Marion’s struggle is shared by many other people working remotely.

Acknowledging the toll of working remotely
Although it is often described as a way to improve people’s work-life balance, the reality of remote working can vary greatly according to individual circumstances. During the Covid-19 lockdowns, for example, those living alone or in cramped shared dwellings will probably have had a very different experience from those living with family, or with access to private space. And that may well have contributed to higher levels of anxiety and stress.

At the start of the first lockdown in March 2020, almost half of people in the UK reported high anxiety compared with 21% in late 2019, according to the Office for National Statistics.

The ONS found that people who were lonely experienced higher levels of anxiety, and that among those with high anxiety, more than one in five said their work was negatively affected as a result of working from home.

While figures from earlier this year show levels of anxiety have improved, they remain significantly worsened compared with pre-pandemic levels.

The role of employers
Nonetheless, remote working is here to stay for the time being – and perhaps even longer as companies see advantages in being more flexible about where employees work. Indeed, some of the best known tech firms have announced policies that allow employees to work remotely indefinitely.

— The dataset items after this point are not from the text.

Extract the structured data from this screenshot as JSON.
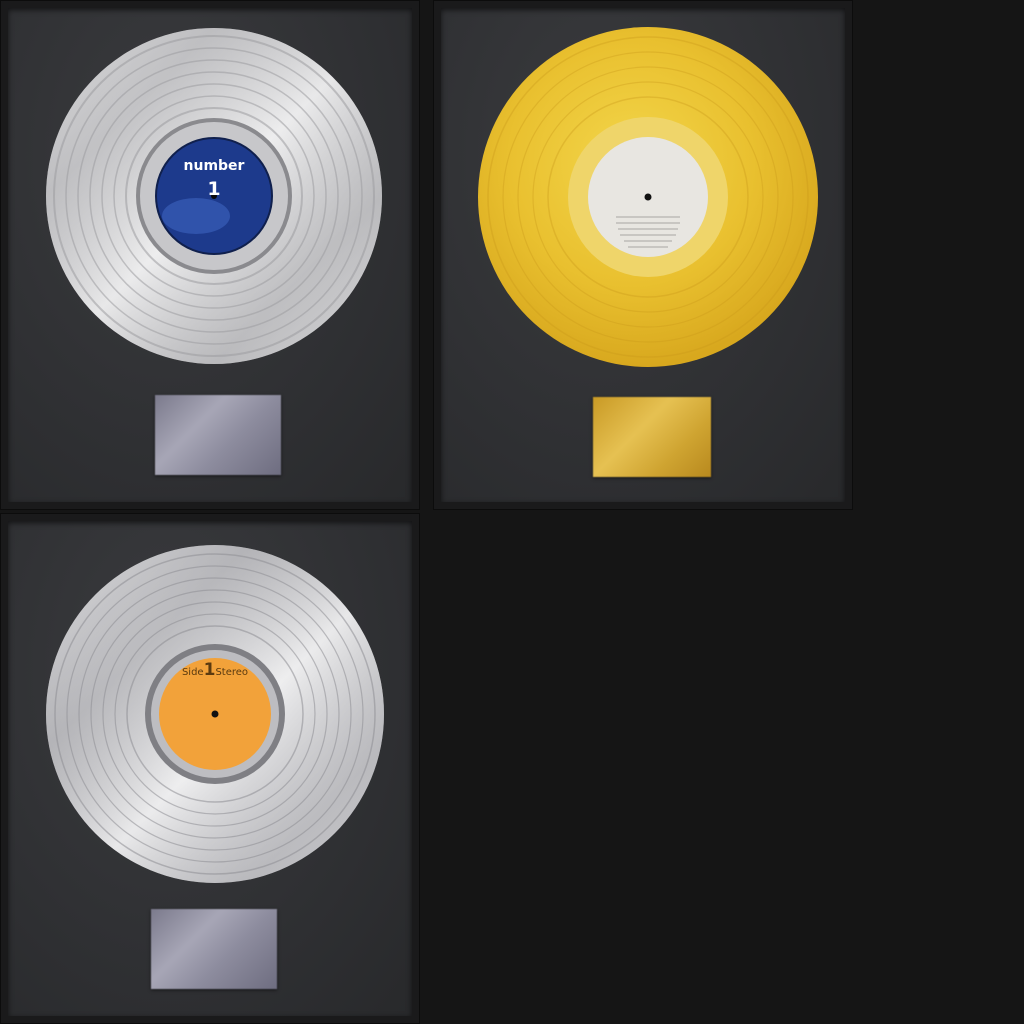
{
  "records": [
    {
      "finish": "platinum",
      "label": {
        "color": "#1d3a8c",
        "top_text": "number",
        "big_text": "1"
      },
      "plaque": {
        "style": "silver"
      }
    },
    {
      "finish": "gold",
      "label": {
        "color": "#e8e6e1"
      },
      "plaque": {
        "style": "gold"
      }
    },
    {
      "finish": "silver",
      "label": {
        "color": "#f2a23a",
        "side_text": "Side",
        "side_number": "1",
        "stereo_text": "Stereo"
      },
      "plaque": {
        "style": "silver"
      }
    }
  ],
  "colors": {
    "background": "#151515",
    "mat": "#2f3033",
    "gold_disc": "#e9c02f",
    "silver_disc": "#d6d6d8"
  }
}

But the shift towards remote working and the impacts it can have on mental wellbeing also places new responsibilities on employers.

Tech tools can help detect and reduce isolation
For many businesses, technology could play a role in helping employees’ mental wellbeing. One solution is the use of app-based surveys that enable employees to set out their concerns and feelings about their workplace environment. This is an effective way of ensuring that employers take into account the diverse and differing needs of their workforce, says Kate Cavanagh, a professor of clinical psychology at the University of Sussex.

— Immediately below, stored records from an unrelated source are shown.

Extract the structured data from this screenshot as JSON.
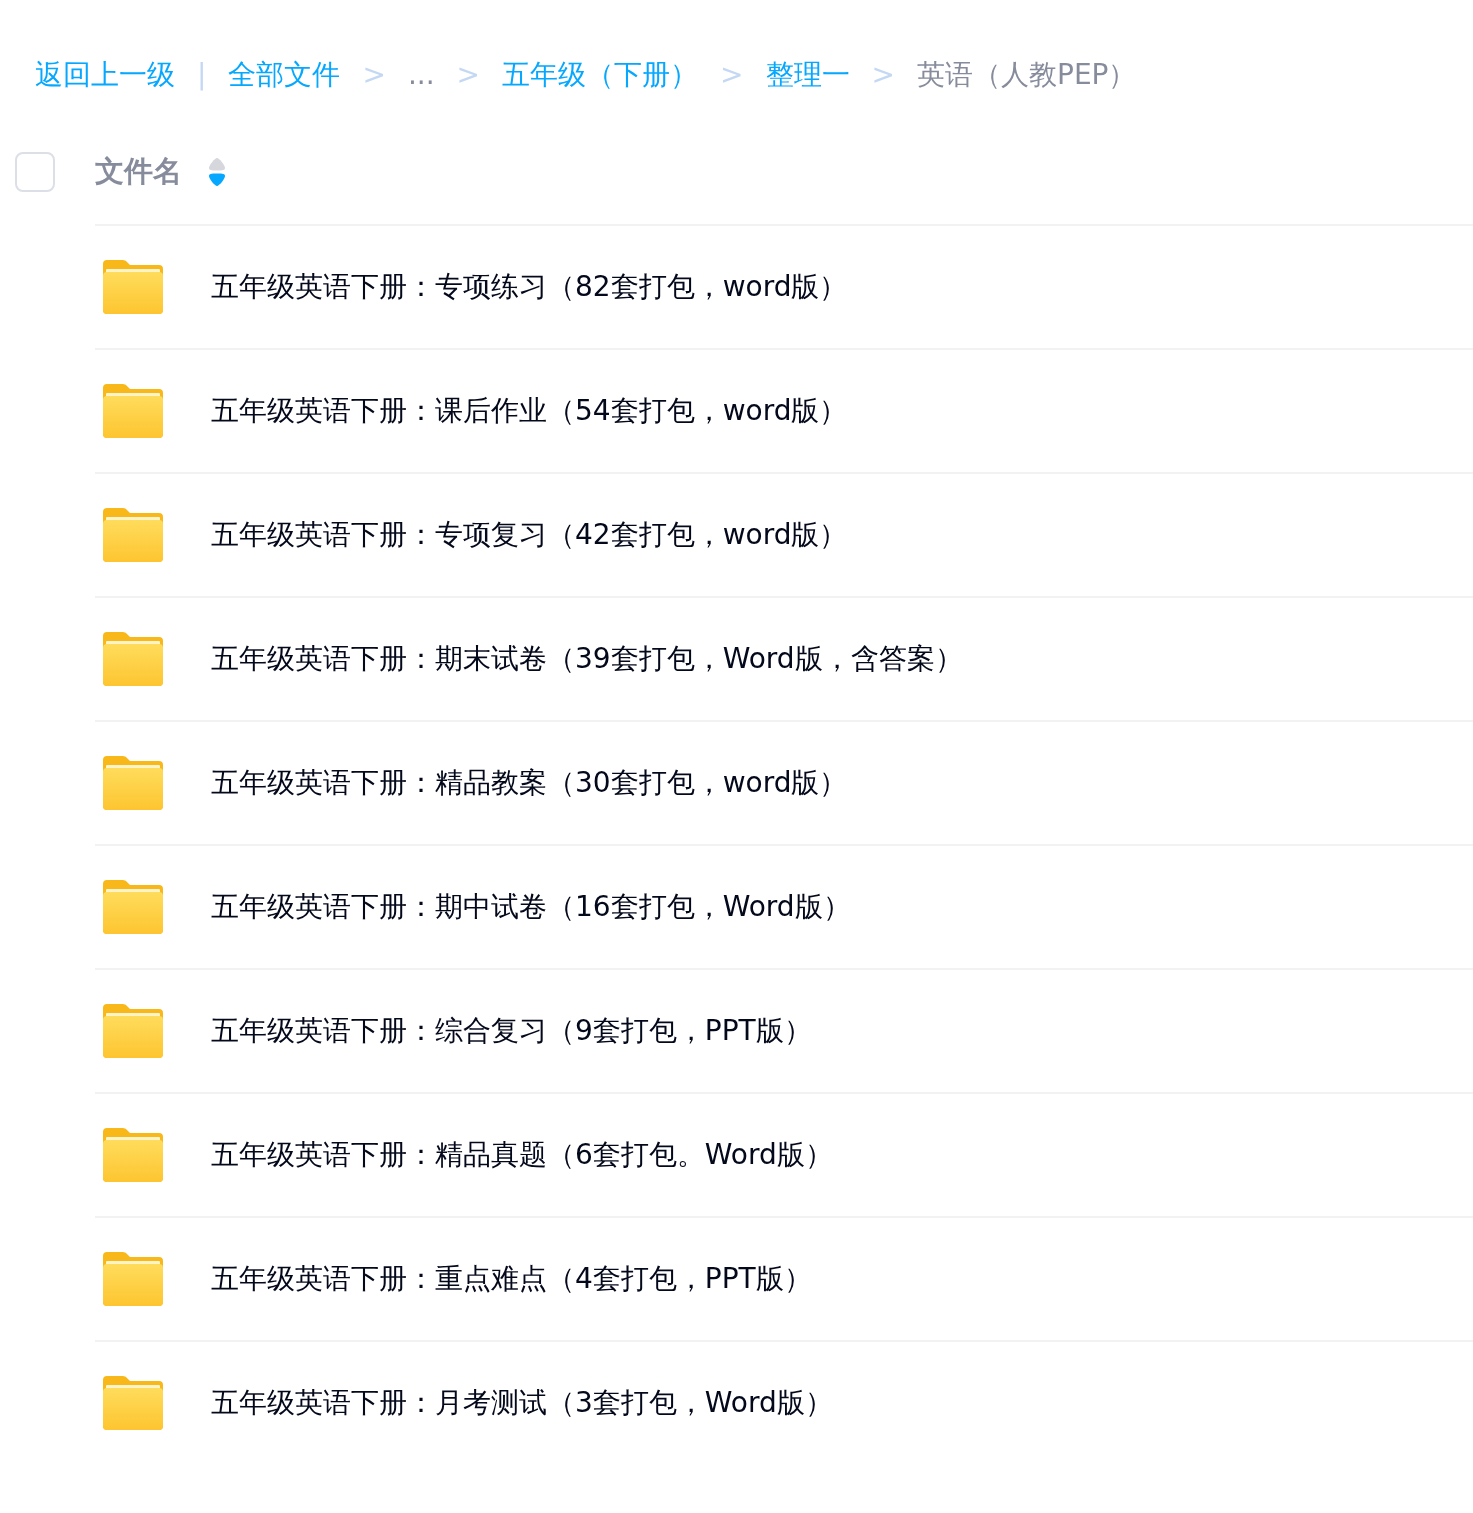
{
  "breadcrumb": {
    "back": "返回上一级",
    "divider": "|",
    "items": [
      {
        "label": "全部文件",
        "kind": "link"
      },
      {
        "label": "...",
        "kind": "ellipsis"
      },
      {
        "label": "五年级（下册）",
        "kind": "link"
      },
      {
        "label": "整理一",
        "kind": "link"
      },
      {
        "label": "英语（人教PEP）",
        "kind": "current"
      }
    ],
    "separator": ">"
  },
  "header": {
    "checked": false,
    "column": "文件名",
    "sort_descending": true
  },
  "files": [
    {
      "name": "五年级英语下册：专项练习（82套打包，word版）"
    },
    {
      "name": "五年级英语下册：课后作业（54套打包，word版）"
    },
    {
      "name": "五年级英语下册：专项复习（42套打包，word版）"
    },
    {
      "name": "五年级英语下册：期末试卷（39套打包，Word版，含答案）"
    },
    {
      "name": "五年级英语下册：精品教案（30套打包，word版）"
    },
    {
      "name": "五年级英语下册：期中试卷（16套打包，Word版）"
    },
    {
      "name": "五年级英语下册：综合复习（9套打包，PPT版）"
    },
    {
      "name": "五年级英语下册：精品真题（6套打包。Word版）"
    },
    {
      "name": "五年级英语下册：重点难点（4套打包，PPT版）"
    },
    {
      "name": "五年级英语下册：月考测试（3套打包，Word版）"
    }
  ]
}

“Tech systems can be useful to rapidly and regularly survey employees, which can allow for sensitive support of individuals with more specific needs and potential stressors,” she says. “For example, those working from home who have caring responsibilities, and so require more flexible working hours.”

A number of companies have also adopted mind-mapping apps to try to reduce stress by helping their staff with task management and team communication, although these do have to be used with care. “These kinds of apps can help make working remotely a real pleasure, but thoughtful implementation is really important for them to be effective,” says Marion, the management consultant who found working from home a challenge. “If you have too many apps on the go and you’re getting bombarded with requests from email and other task-management apps all at the same time, this can have the opposite effect on stress.”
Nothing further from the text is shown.